Dolby Atmos, seiring dengan reputasinya sebagai standar audio 3D yang mendominasi industri film dan musik, kini menghadapi tantangan serius dari Google dan Samsung. Kedua raksasa teknologi ini bersiap untuk meluncurkan format audio 3D baru yang mereka namakan “Immersive Audio Model and Formats” (IAMF).
Format ini dirancang sebagai alternatif yang bersifat open-source dan bebas royalti terhadap Dolby Atmos yang telah lama dikenal dengan biaya lisensi yang tinggi.
Tantangan Finansial dan Kontrol
Google dan Samsung, sebagai pemilik sebagian besar pangsa pasar smartphone non-Apple, berkolaborasi dalam menciptakan IAMF dengan tujuan tidak hanya menghadirkan standar audio 3D baru tetapi juga mengurangi ketergantungan pada lisensi Dolby Atmos.
Dolby Labs, pencipta Dolby Atmos, dikenal mengenakan biaya lisensi kepada perusahaan yang ingin membuat produk atau layanan yang kompatibel dengan Dolby Atmos, termasuk TV, pemutar media streaming, soundbar, dan bahkan smartphone.
Sementara IAMF berjanji untuk menjadi alternatif yang lebih terjangkau, adopsi massal tetap menjadi tantangan, mengingat kepopuleran merek Dolby Atmos yang sulit ditandingi.
IAMF: Gratis, tapi Tidak Tanpa Biaya
IAMF muncul sebagai format audio yang menawarkan fleksibilitas selevel Dolby Atmos kepada para pencipta audio, termasuk adaptasi bawaan untuk berbagai perangkat pemutaran, mulai dari headphone hingga sistem home theater lengkap.

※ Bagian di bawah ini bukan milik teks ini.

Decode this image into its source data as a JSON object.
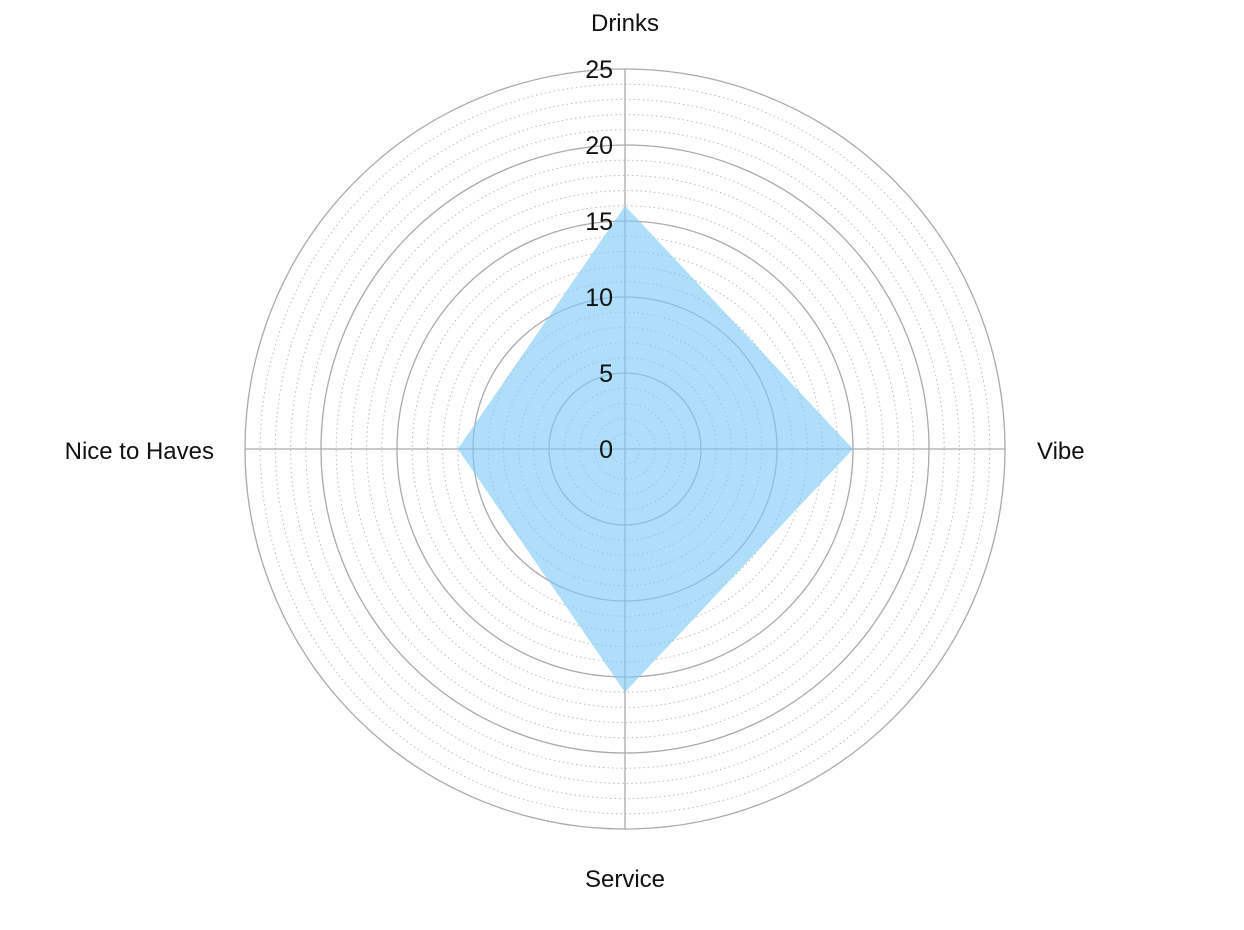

Meskipun IAMF bersifat open-source dan bebas royalti, ada biaya terkait dengan implementasinya. Sebelum studio film, label musik, dan perusahaan distribusi konten seperti Netflix setuju untuk berinvestasi dalam konten IAMF, mereka kemungkinan besar ingin melihat bukti permintaan yang signifikan.

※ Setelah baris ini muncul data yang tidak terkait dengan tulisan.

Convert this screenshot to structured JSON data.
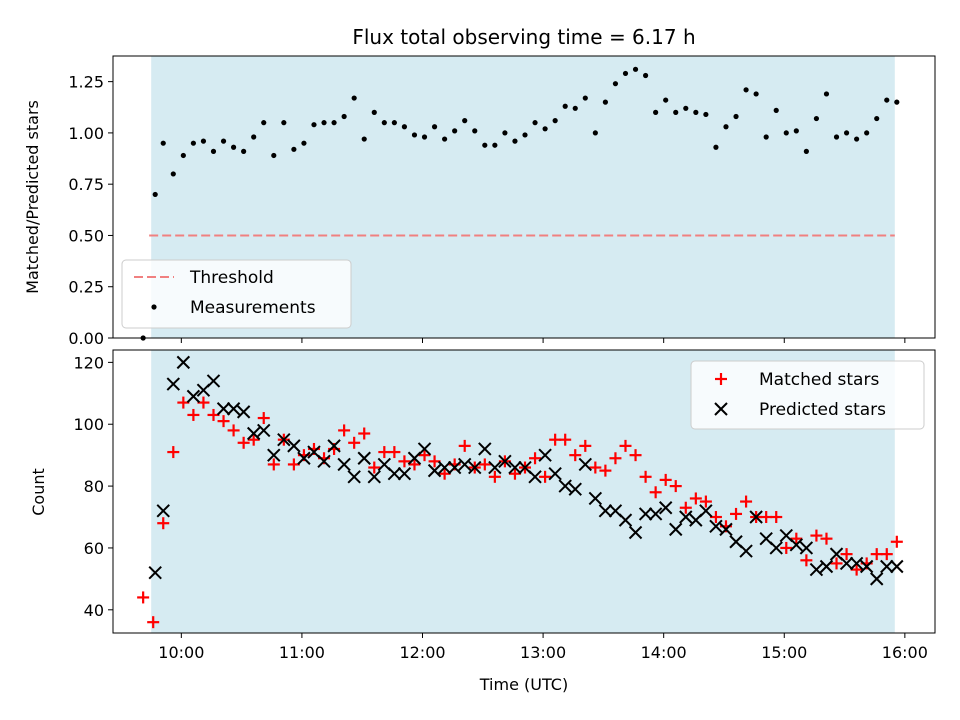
{
  "chart_data": [
    {
      "type": "scatter",
      "title": "Flux total observing time = 6.17 h",
      "xlabel": "",
      "ylabel": "Matched/Predicted stars",
      "xlim": [
        "09:26",
        "16:15"
      ],
      "ylim": [
        0,
        1.375
      ],
      "yticks": [
        0.0,
        0.25,
        0.5,
        0.75,
        1.0,
        1.25
      ],
      "ytick_labels": [
        "0.00",
        "0.25",
        "0.50",
        "0.75",
        "1.00",
        "1.25"
      ],
      "grid": false,
      "legend_position": "lower-left",
      "observing_window": [
        "09:45",
        "15:55"
      ],
      "threshold": {
        "label": "Threshold",
        "value": 0.5,
        "x_range": [
          "09:44",
          "15:55"
        ],
        "color": "#f08080"
      },
      "series": [
        {
          "name": "Measurements",
          "color": "#000000",
          "x": [
            "09:41",
            "09:47",
            "09:51",
            "09:56",
            "10:01",
            "10:06",
            "10:11",
            "10:16",
            "10:21",
            "10:26",
            "10:31",
            "10:36",
            "10:41",
            "10:46",
            "10:51",
            "10:56",
            "11:01",
            "11:06",
            "11:11",
            "11:16",
            "11:21",
            "11:26",
            "11:31",
            "11:36",
            "11:41",
            "11:46",
            "11:51",
            "11:56",
            "12:01",
            "12:06",
            "12:11",
            "12:16",
            "12:21",
            "12:26",
            "12:31",
            "12:36",
            "12:41",
            "12:46",
            "12:51",
            "12:56",
            "13:01",
            "13:06",
            "13:11",
            "13:16",
            "13:21",
            "13:26",
            "13:31",
            "13:36",
            "13:41",
            "13:46",
            "13:51",
            "13:56",
            "14:01",
            "14:06",
            "14:11",
            "14:16",
            "14:21",
            "14:26",
            "14:31",
            "14:36",
            "14:41",
            "14:46",
            "14:51",
            "14:56",
            "15:01",
            "15:06",
            "15:11",
            "15:16",
            "15:21",
            "15:26",
            "15:31",
            "15:36",
            "15:41",
            "15:46",
            "15:51",
            "15:56"
          ],
          "values": [
            0.0,
            0.7,
            0.95,
            0.8,
            0.89,
            0.95,
            0.96,
            0.91,
            0.96,
            0.93,
            0.91,
            0.98,
            1.05,
            0.89,
            1.05,
            0.92,
            0.95,
            1.04,
            1.05,
            1.05,
            1.08,
            1.17,
            0.97,
            1.1,
            1.05,
            1.05,
            1.03,
            0.99,
            0.98,
            1.03,
            0.97,
            1.01,
            1.06,
            1.01,
            0.94,
            0.94,
            1.0,
            0.96,
            0.99,
            1.05,
            1.02,
            1.06,
            1.13,
            1.12,
            1.17,
            1.0,
            1.15,
            1.24,
            1.29,
            1.31,
            1.28,
            1.1,
            1.16,
            1.1,
            1.12,
            1.1,
            1.09,
            0.93,
            1.03,
            1.08,
            1.21,
            1.19,
            0.98,
            1.11,
            1.0,
            1.01,
            0.91,
            1.07,
            1.19,
            0.98,
            1.0,
            0.97,
            1.0,
            1.07,
            1.16,
            1.15
          ]
        }
      ]
    },
    {
      "type": "scatter",
      "title": "",
      "xlabel": "Time (UTC)",
      "ylabel": "Count",
      "xlim": [
        "09:26",
        "16:15"
      ],
      "ylim": [
        32.5,
        124
      ],
      "yticks": [
        40,
        60,
        80,
        100,
        120
      ],
      "ytick_labels": [
        "40",
        "60",
        "80",
        "100",
        "120"
      ],
      "xticks": [
        "10:00",
        "11:00",
        "12:00",
        "13:00",
        "14:00",
        "15:00",
        "16:00"
      ],
      "grid": false,
      "legend_position": "top-right",
      "observing_window": [
        "09:45",
        "15:55"
      ],
      "series": [
        {
          "name": "Matched stars",
          "color": "#ff0000",
          "marker": "plus",
          "x": [
            "09:41",
            "09:46",
            "09:51",
            "09:56",
            "10:01",
            "10:06",
            "10:11",
            "10:16",
            "10:21",
            "10:26",
            "10:31",
            "10:36",
            "10:41",
            "10:46",
            "10:51",
            "10:56",
            "11:01",
            "11:06",
            "11:11",
            "11:16",
            "11:21",
            "11:26",
            "11:31",
            "11:36",
            "11:41",
            "11:46",
            "11:51",
            "11:56",
            "12:01",
            "12:06",
            "12:11",
            "12:16",
            "12:21",
            "12:26",
            "12:31",
            "12:36",
            "12:41",
            "12:46",
            "12:51",
            "12:56",
            "13:01",
            "13:06",
            "13:11",
            "13:16",
            "13:21",
            "13:26",
            "13:31",
            "13:36",
            "13:41",
            "13:46",
            "13:51",
            "13:56",
            "14:01",
            "14:06",
            "14:11",
            "14:16",
            "14:21",
            "14:26",
            "14:31",
            "14:36",
            "14:41",
            "14:46",
            "14:51",
            "14:56",
            "15:01",
            "15:06",
            "15:11",
            "15:16",
            "15:21",
            "15:26",
            "15:31",
            "15:36",
            "15:41",
            "15:46",
            "15:51",
            "15:56"
          ],
          "values": [
            44,
            36,
            68,
            91,
            107,
            103,
            107,
            103,
            101,
            98,
            94,
            95,
            102,
            87,
            95,
            87,
            90,
            92,
            89,
            92,
            98,
            94,
            97,
            86,
            91,
            91,
            88,
            87,
            90,
            88,
            84,
            87,
            93,
            86,
            87,
            83,
            88,
            84,
            86,
            89,
            83,
            95,
            95,
            90,
            93,
            86,
            85,
            89,
            93,
            90,
            83,
            78,
            82,
            80,
            73,
            76,
            75,
            70,
            67,
            71,
            75,
            70,
            70,
            70,
            60,
            63,
            56,
            64,
            63,
            55,
            58,
            53,
            55,
            58,
            58,
            62
          ]
        },
        {
          "name": "Predicted stars",
          "color": "#000000",
          "marker": "x",
          "x": [
            "09:47",
            "09:51",
            "09:56",
            "10:01",
            "10:06",
            "10:11",
            "10:16",
            "10:21",
            "10:26",
            "10:31",
            "10:36",
            "10:41",
            "10:46",
            "10:51",
            "10:56",
            "11:01",
            "11:06",
            "11:11",
            "11:16",
            "11:21",
            "11:26",
            "11:31",
            "11:36",
            "11:41",
            "11:46",
            "11:51",
            "11:56",
            "12:01",
            "12:06",
            "12:11",
            "12:16",
            "12:21",
            "12:26",
            "12:31",
            "12:36",
            "12:41",
            "12:46",
            "12:51",
            "12:56",
            "13:01",
            "13:06",
            "13:11",
            "13:16",
            "13:21",
            "13:26",
            "13:31",
            "13:36",
            "13:41",
            "13:46",
            "13:51",
            "13:56",
            "14:01",
            "14:06",
            "14:11",
            "14:16",
            "14:21",
            "14:26",
            "14:31",
            "14:36",
            "14:41",
            "14:46",
            "14:51",
            "14:56",
            "15:01",
            "15:06",
            "15:11",
            "15:16",
            "15:21",
            "15:26",
            "15:31",
            "15:36",
            "15:41",
            "15:46",
            "15:51",
            "15:56"
          ],
          "values": [
            52,
            72,
            113,
            120,
            109,
            111,
            114,
            105,
            105,
            104,
            97,
            98,
            90,
            95,
            93,
            89,
            91,
            88,
            93,
            87,
            83,
            89,
            83,
            87,
            84,
            84,
            89,
            92,
            85,
            86,
            86,
            87,
            86,
            92,
            86,
            88,
            86,
            86,
            83,
            90,
            84,
            80,
            79,
            87,
            76,
            72,
            72,
            69,
            65,
            71,
            71,
            73,
            66,
            70,
            69,
            72,
            67,
            66,
            62,
            59,
            70,
            63,
            60,
            64,
            61,
            60,
            53,
            54,
            58,
            55,
            55,
            54,
            50,
            54,
            54
          ]
        }
      ]
    }
  ]
}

Brand Awareness dan Perang Adoptasi
Dolby Atmos telah mencapai penerimaan massal, tidak hanya karena kualitas audio yang luar biasa tetapi juga karena brand awareness yang kuat. Dengan munculnya IAMF, pertarungan adopsi format kembali muncul. Meskipun IAMF bersifat bebas royalti, adopsi massal tetap memerlukan dukungan industri hiburan yang besar. Tanpa brand awareness yang kuat seperti Dolby Atmos, IAMF mungkin kesulitan mencapai tujuannya.
Google, dengan kendali atas Android, Google TV, dan perangkat Nest yang didukung oleh Google Assistant, dapat memberikan dorongan yang signifikan untuk adopsi IAMF. Namun, seperti yang terjadi dengan HDR10+ yang didukung oleh Samsung, meskipun bersifat bebas royalti dan didukung sepenuhnya oleh perusahaan tersebut, adopsi dari penyedia layanan streaming besar seperti Netflix dan Disney+ tetap menjadi tantangan.
Kesimpulan:
Meskipun IAMF menjanjikan alternatif yang menarik untuk Dolby Atmos, tantangan terbesarnya mungkin terletak pada kesadaran merek dan upaya adopsi format yang diperlukan untuk menciptakan ekosistem konten yang sebanding.
Format ini harus bersaing dengan kekuatan besar di industri hiburan dan meyakinkan konsumen bahwa itu adalah pilihan yang setidaknya sebanding dengan Dolby Atmos. Apakah IAMF dapat menggoyang dominasi Dolby Atmos atau menjadi format alternatif yang kurang terkenal, hanya waktu yang akan memberi jawaban.